Abbreviations obfuscate meaning, and create a separation between those who know what it means, and those who don’t.  It’s fine to use them colloquially, but for professional correspondence like a work email signature, or affiliation on a manuscript, it looks like crap, and won’t matter to anyone outside the abbreviated institution or country.  If I don’t know that the Centre for Studying Exciting Things is abbreviated CSET, I won’t associate the two when I read papers, correspond with other researchers, or review the CV of an applicant.  I could have two different opinions – one for the Centre, and one for CSET.  Or I could have no sweet clue what the abbreviated form stands for (this is actually true for some real research centres – I know the abbreviation, but not what it means).

Why has this trend of AEIS (that’s “abbreviating everything in sight” for those not in the know) taken off?  It could be related to university’s increased desire to manage their “brand”, or the proliferation of individual researchers giving their labs names (i.e., rather than “Dr.
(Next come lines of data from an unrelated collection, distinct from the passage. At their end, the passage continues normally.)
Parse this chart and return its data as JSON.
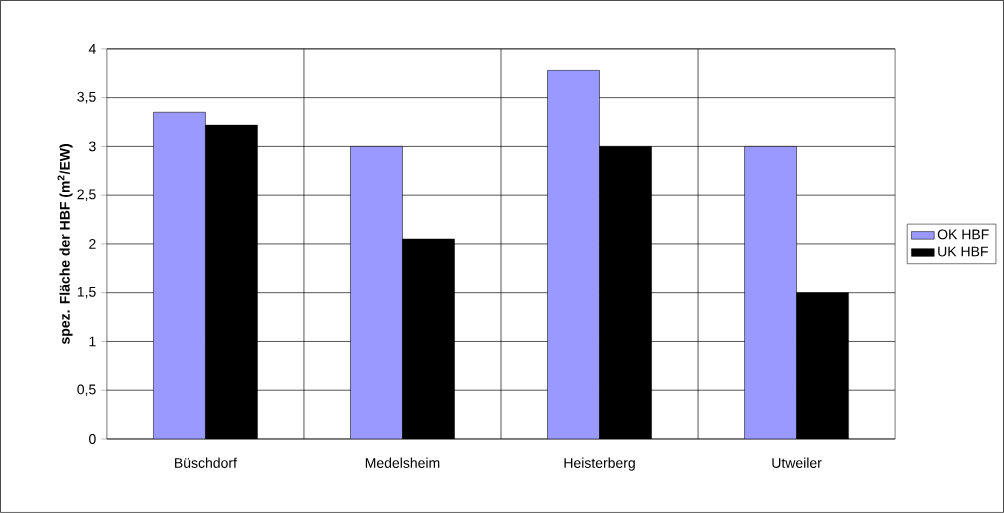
{
  "chart_data": {
    "type": "bar",
    "ylabel": "spez. Fläche der HBF (m$^{2}$/EW)",
    "categories": [
      "Büschdorf",
      "Medelsheim",
      "Heisterberg",
      "Utweiler"
    ],
    "series": [
      {
        "name": "OK HBF",
        "color": "#9999ff",
        "values": [
          3.35,
          3.0,
          3.78,
          3.0
        ]
      },
      {
        "name": "UK HBF",
        "color": "#000000",
        "values": [
          3.22,
          2.05,
          3.0,
          1.5
        ]
      }
    ],
    "ylim": [
      0,
      4
    ],
    "yticks": [
      0,
      {
        "value": 0.5,
        "label": "0,5"
      },
      1,
      {
        "value": 1.5,
        "label": "1,5"
      },
      2,
      {
        "value": 2.5,
        "label": "2,5"
      },
      3,
      {
        "value": 3.5,
        "label": "3,5"
      },
      4
    ],
    "grid": true,
    "legend": "right"
  }
}
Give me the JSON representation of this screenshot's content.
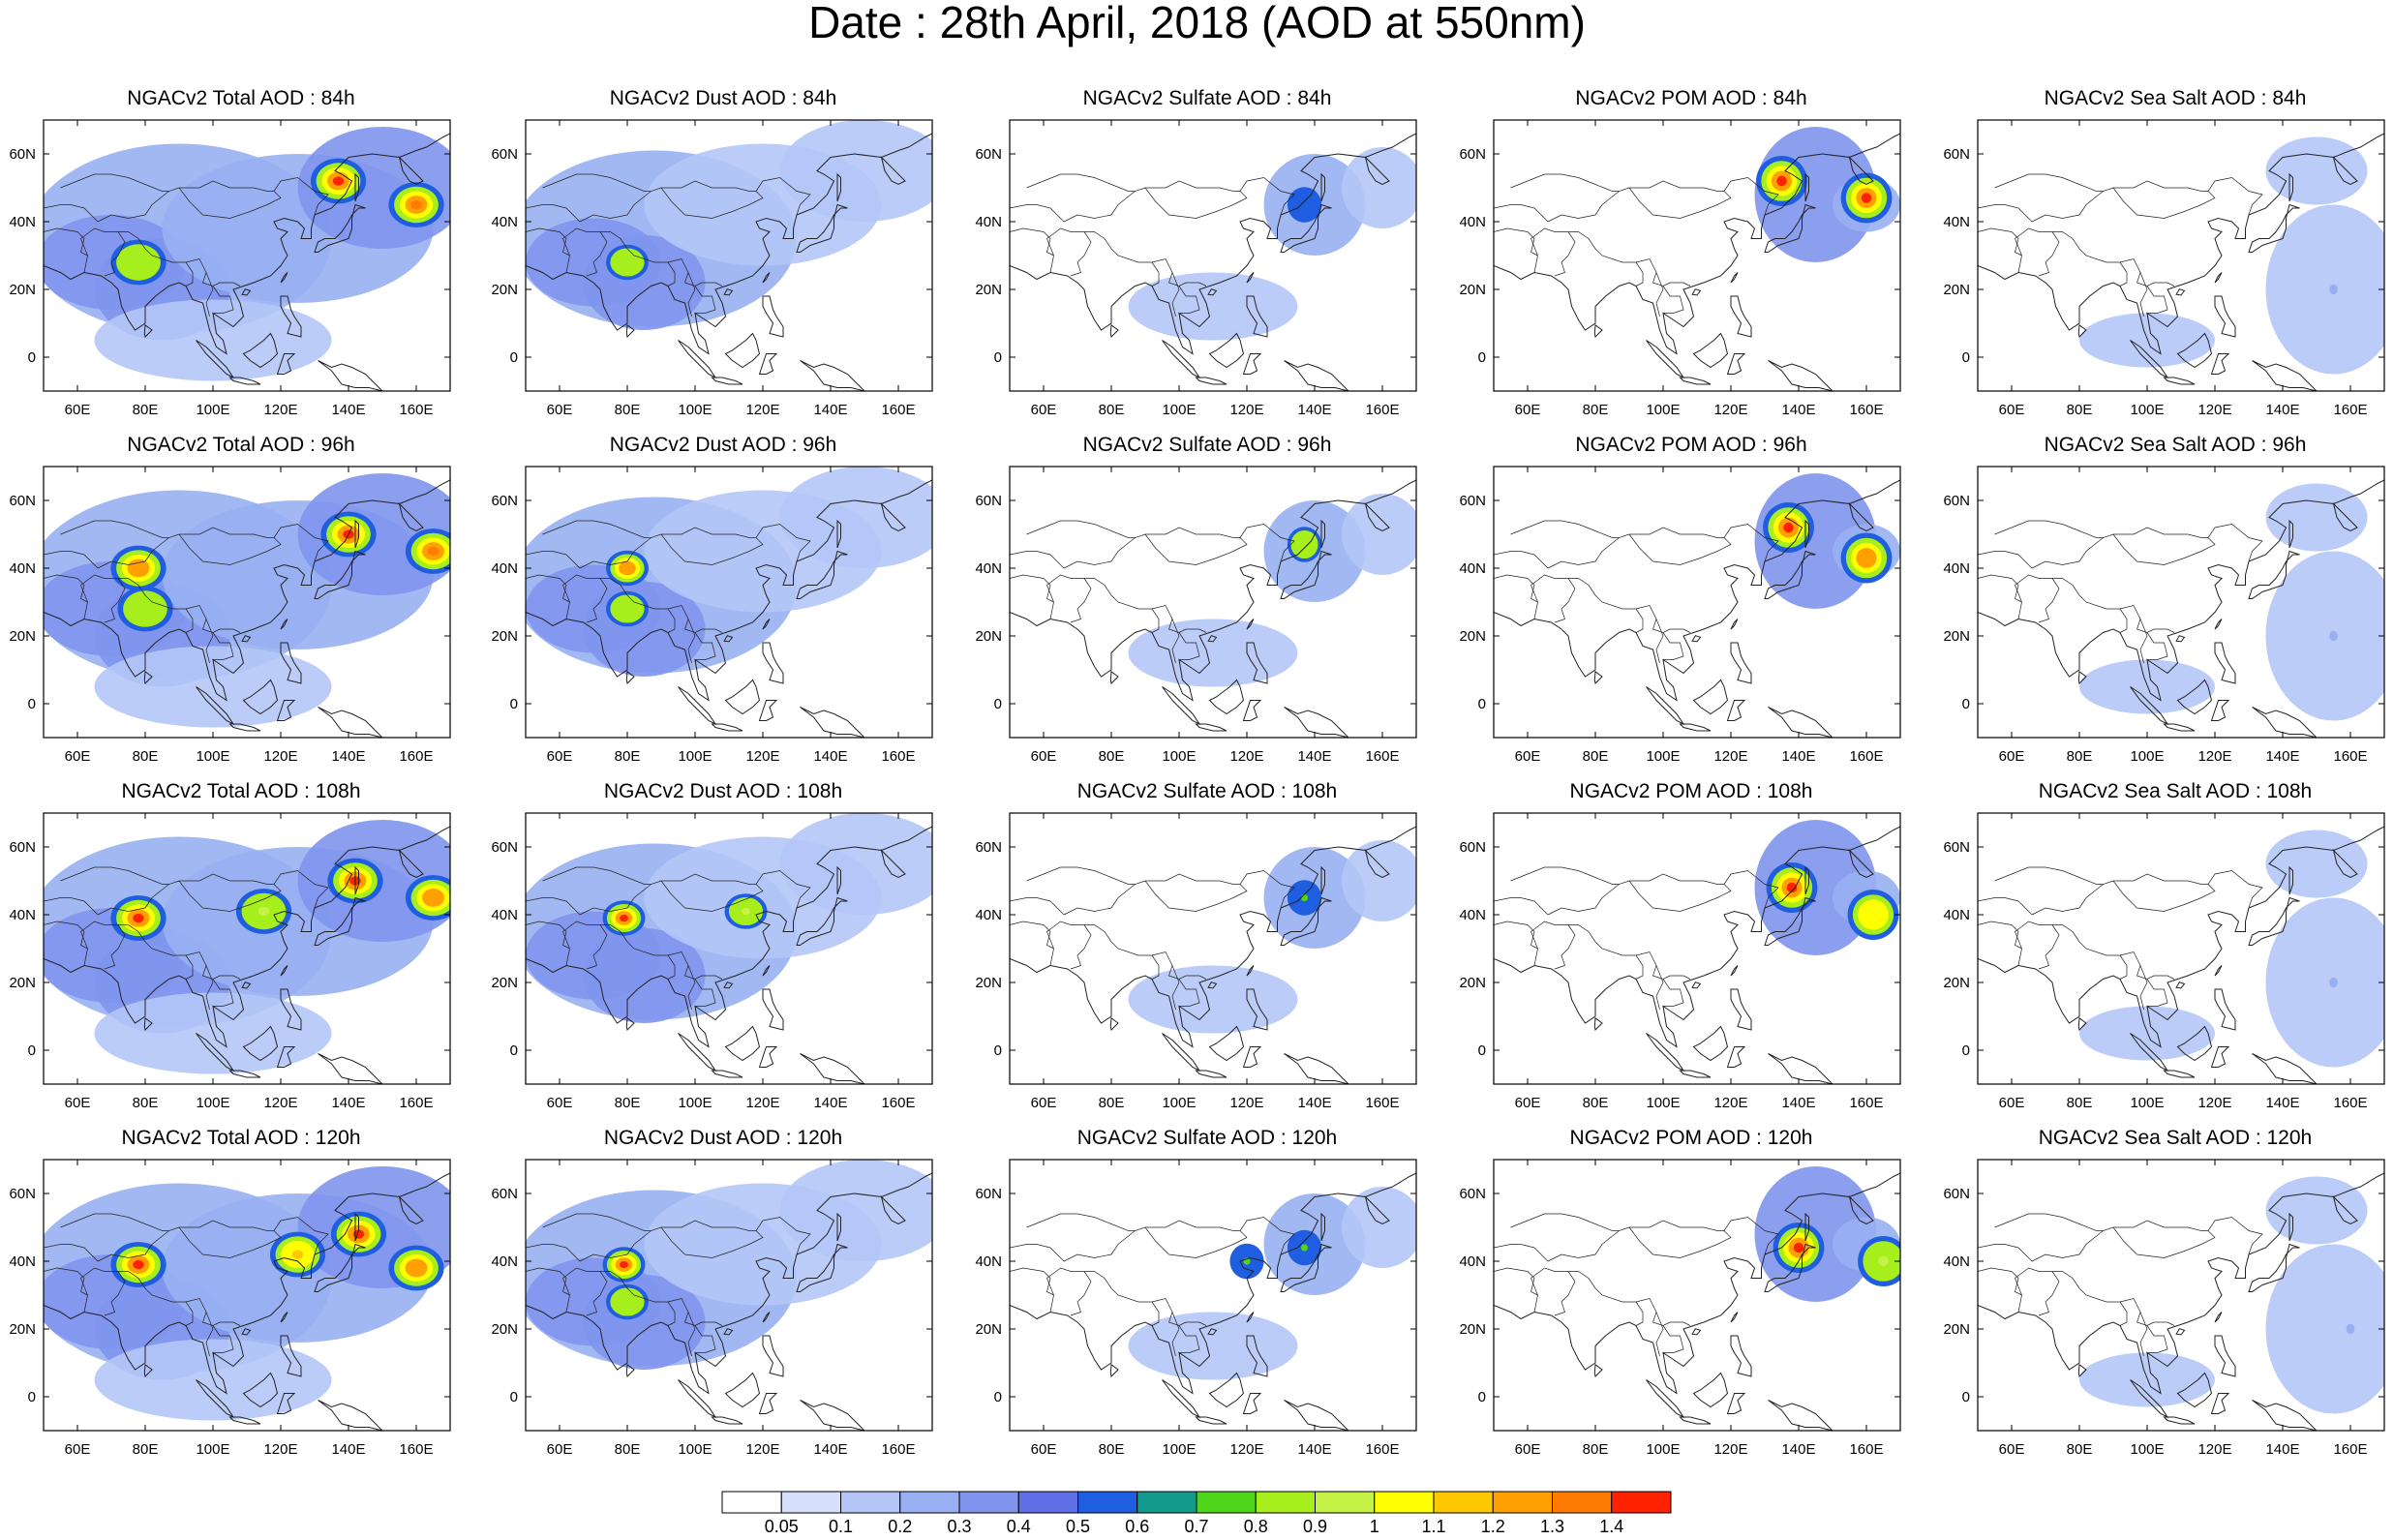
{
  "title": "Date : 28th April, 2018 (AOD at 550nm)",
  "lon_labels": [
    "60E",
    "80E",
    "100E",
    "120E",
    "140E",
    "160E"
  ],
  "lat_labels": [
    "60N",
    "40N",
    "20N",
    "0"
  ],
  "rows": [
    {
      "lead": "84h",
      "titles": [
        "NGACv2 Total AOD : 84h",
        "NGACv2 Dust AOD : 84h",
        "NGACv2 Sulfate AOD : 84h",
        "NGACv2 POM AOD : 84h",
        "NGACv2 Sea Salt AOD : 84h"
      ]
    },
    {
      "lead": "96h",
      "titles": [
        "NGACv2 Total AOD : 96h",
        "NGACv2 Dust AOD : 96h",
        "NGACv2 Sulfate AOD : 96h",
        "NGACv2 POM AOD : 96h",
        "NGACv2 Sea Salt AOD : 96h"
      ]
    },
    {
      "lead": "108h",
      "titles": [
        "NGACv2 Total AOD : 108h",
        "NGACv2 Dust AOD : 108h",
        "NGACv2 Sulfate AOD : 108h",
        "NGACv2 POM AOD : 108h",
        "NGACv2 Sea Salt AOD : 108h"
      ]
    },
    {
      "lead": "120h",
      "titles": [
        "NGACv2 Total AOD : 120h",
        "NGACv2 Dust AOD : 120h",
        "NGACv2 Sulfate AOD : 120h",
        "NGACv2 POM AOD : 120h",
        "NGACv2 Sea Salt  AOD : 120h"
      ]
    }
  ],
  "colorbar": {
    "labels": [
      "0.05",
      "0.1",
      "0.2",
      "0.3",
      "0.4",
      "0.5",
      "0.6",
      "0.7",
      "0.8",
      "0.9",
      "1",
      "1.1",
      "1.2",
      "1.3",
      "1.4"
    ],
    "colors": [
      "#ffffff",
      "#d6e0fb",
      "#b4c6f7",
      "#98b0f2",
      "#7f95ed",
      "#5f6fe6",
      "#1f5ee0",
      "#129a8c",
      "#4fd61a",
      "#a6ee1c",
      "#c6f247",
      "#ffff00",
      "#ffc800",
      "#ffa000",
      "#ff7a00",
      "#ff2200"
    ]
  },
  "chart_data": {
    "type": "heatmap",
    "title": "Date : 28th April, 2018 (AOD at 550nm)",
    "variables": [
      "Total",
      "Dust",
      "Sulfate",
      "POM",
      "Sea Salt"
    ],
    "lead_times": [
      "84h",
      "96h",
      "108h",
      "120h"
    ],
    "xlim": [
      50,
      170
    ],
    "ylim": [
      -10,
      70
    ],
    "xticks": [
      60,
      80,
      100,
      120,
      140,
      160
    ],
    "yticks": [
      60,
      40,
      20,
      0
    ],
    "scale_levels": [
      0.05,
      0.1,
      0.2,
      0.3,
      0.4,
      0.5,
      0.6,
      0.7,
      0.8,
      0.9,
      1,
      1.1,
      1.2,
      1.3,
      1.4
    ],
    "features": {
      "Total": [
        {
          "lead": "84h",
          "hotspots": [
            {
              "lon": 137,
              "lat": 52,
              "value": 1.4
            },
            {
              "lon": 160,
              "lat": 45,
              "value": 1.3
            },
            {
              "lon": 78,
              "lat": 28,
              "value": 0.8
            }
          ]
        },
        {
          "lead": "96h",
          "hotspots": [
            {
              "lon": 140,
              "lat": 50,
              "value": 1.4
            },
            {
              "lon": 165,
              "lat": 45,
              "value": 1.3
            },
            {
              "lon": 78,
              "lat": 40,
              "value": 1.2
            },
            {
              "lon": 80,
              "lat": 28,
              "value": 0.8
            }
          ]
        },
        {
          "lead": "108h",
          "hotspots": [
            {
              "lon": 142,
              "lat": 50,
              "value": 1.4
            },
            {
              "lon": 78,
              "lat": 39,
              "value": 1.4
            },
            {
              "lon": 115,
              "lat": 41,
              "value": 0.9
            },
            {
              "lon": 165,
              "lat": 45,
              "value": 1.2
            }
          ]
        },
        {
          "lead": "120h",
          "hotspots": [
            {
              "lon": 143,
              "lat": 48,
              "value": 1.4
            },
            {
              "lon": 78,
              "lat": 39,
              "value": 1.4
            },
            {
              "lon": 125,
              "lat": 42,
              "value": 1.1
            },
            {
              "lon": 160,
              "lat": 38,
              "value": 1.2
            }
          ]
        }
      ],
      "Dust": [
        {
          "lead": "84h",
          "hotspots": [
            {
              "lon": 80,
              "lat": 28,
              "value": 0.8
            }
          ]
        },
        {
          "lead": "96h",
          "hotspots": [
            {
              "lon": 80,
              "lat": 40,
              "value": 1.2
            },
            {
              "lon": 80,
              "lat": 28,
              "value": 0.8
            }
          ]
        },
        {
          "lead": "108h",
          "hotspots": [
            {
              "lon": 79,
              "lat": 39,
              "value": 1.4
            },
            {
              "lon": 115,
              "lat": 41,
              "value": 0.9
            }
          ]
        },
        {
          "lead": "120h",
          "hotspots": [
            {
              "lon": 79,
              "lat": 39,
              "value": 1.4
            },
            {
              "lon": 80,
              "lat": 28,
              "value": 0.8
            }
          ]
        }
      ],
      "Sulfate": [
        {
          "lead": "84h",
          "hotspots": [
            {
              "lon": 137,
              "lat": 45,
              "value": 0.5
            }
          ]
        },
        {
          "lead": "96h",
          "hotspots": [
            {
              "lon": 137,
              "lat": 47,
              "value": 0.8
            }
          ]
        },
        {
          "lead": "108h",
          "hotspots": [
            {
              "lon": 137,
              "lat": 45,
              "value": 0.7
            }
          ]
        },
        {
          "lead": "120h",
          "hotspots": [
            {
              "lon": 137,
              "lat": 44,
              "value": 0.7
            },
            {
              "lon": 120,
              "lat": 40,
              "value": 0.7
            }
          ]
        }
      ],
      "POM": [
        {
          "lead": "84h",
          "hotspots": [
            {
              "lon": 135,
              "lat": 52,
              "value": 1.4
            },
            {
              "lon": 160,
              "lat": 47,
              "value": 1.4
            }
          ]
        },
        {
          "lead": "96h",
          "hotspots": [
            {
              "lon": 137,
              "lat": 52,
              "value": 1.4
            },
            {
              "lon": 160,
              "lat": 43,
              "value": 1.2
            }
          ]
        },
        {
          "lead": "108h",
          "hotspots": [
            {
              "lon": 138,
              "lat": 48,
              "value": 1.4
            },
            {
              "lon": 162,
              "lat": 40,
              "value": 1.0
            }
          ]
        },
        {
          "lead": "120h",
          "hotspots": [
            {
              "lon": 140,
              "lat": 44,
              "value": 1.4
            },
            {
              "lon": 165,
              "lat": 40,
              "value": 0.9
            }
          ]
        }
      ],
      "Sea Salt": [
        {
          "lead": "84h",
          "hotspots": [
            {
              "lon": 155,
              "lat": 20,
              "value": 0.2
            }
          ]
        },
        {
          "lead": "96h",
          "hotspots": [
            {
              "lon": 155,
              "lat": 20,
              "value": 0.2
            }
          ]
        },
        {
          "lead": "108h",
          "hotspots": [
            {
              "lon": 155,
              "lat": 20,
              "value": 0.2
            }
          ]
        },
        {
          "lead": "120h",
          "hotspots": [
            {
              "lon": 160,
              "lat": 20,
              "value": 0.2
            }
          ]
        }
      ]
    }
  }
}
Smith’s lab”, call it “The Very Exciting Things Laboratory”, or, heaven forbid, “VETLab”).  Whatever the reason, I don’t see a point to it other than corporate branding (which, I should point out, can occur just as easily when things are spelled out in full, but aren’t as “catchy” and don’t make for a good “sound bite”).

Science is all about communication.  If you can’t be arsed to spell out your address in full, it doesn’t speak well for your thoughts about communicating the science you do.  And like many things, it’s an easy fix.